The increase in average bacterial diversity as the larvae mature suggests a shift in gut bacterial diversity. This occurs either in response to host development or an increase in leaf consumption and the age of mulberry leaves that were used. Strains that possessed high Shannon diversity values also possessed high Pielou’s evenness values. This may suggest a potential link between bacterial diversity and evenness among the silkworm strains. This also indicates that bacterial diversity and evenness may be related given that the presence of fewer dominant bacterial taxa may allow more taxa to grow, as it is less likely that a certain taxon would monopolize resources or inhibit the growth of others.
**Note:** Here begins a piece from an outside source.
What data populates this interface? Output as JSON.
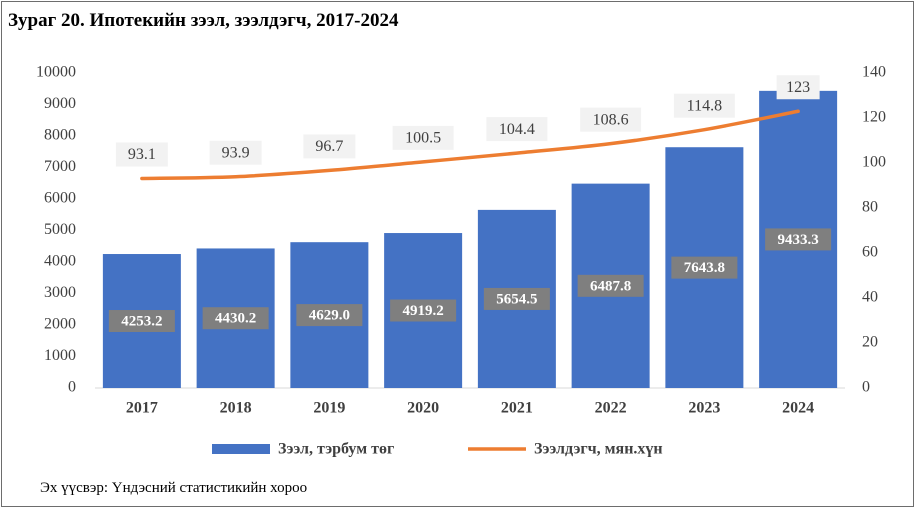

It should be noted, however, that neither silkworm strains nor instars appeared significantly different in terms of bacterial diversity overall, and only silkworm strains were significantly different in terms of bacterial evenness. This again relates to the similarity of the strains in terms of phenotypic traits and the most abundant bacterial taxa in their guts. These are also expected as the strains are genetically similar [9].

Quantitative measures of similarity among strains (Bray–Curtis dissimilarity) seem to set strain DMMMSU 119 apart from the other three silkworm strains. The other strains cluster together supporting the observed similar phenotypic traits. Whereas silkworm instars appeared significantly different from one another overall, only second and fourth instars appeared significantly different from each other. Both strains and instars appear similar in terms of qualitative measures of similarity that do not take bacterial abundance into account (Jaccard similarity). DMMMSU 119 was also significantly different from strains MO202 and MO204, and third and fifth instars also appeared significantly different from each other. This indicates that strains and instars are similar in terms of the bacterial taxa present but are less similar in terms of the actual abundance of these bacterial taxa.

5. Summary and Conclusions

In this study, the bacterial communities of the four silkworm strains reared in the Philippines were investigated using high-throughput 16S rRNA gene amplicon sequencing and analysis. The results showed the abundance of five bacterial genera that were also found in other silkworm strains. Although the likely association of some of the bacterial species to biological activity in the gut as well as their involvement in the growth, development, and survival of silkworms have been reported, the exact roles of the bacteria within the silkworm strains in the present study and how these roles correlate to the production economically important silk characteristics. remain to be elucidated. Evidently, the results expand the biological data available for the silkworm strains present in the country and will be a useful source of information for future strain improvement to enhance the sustainability of quality silk production.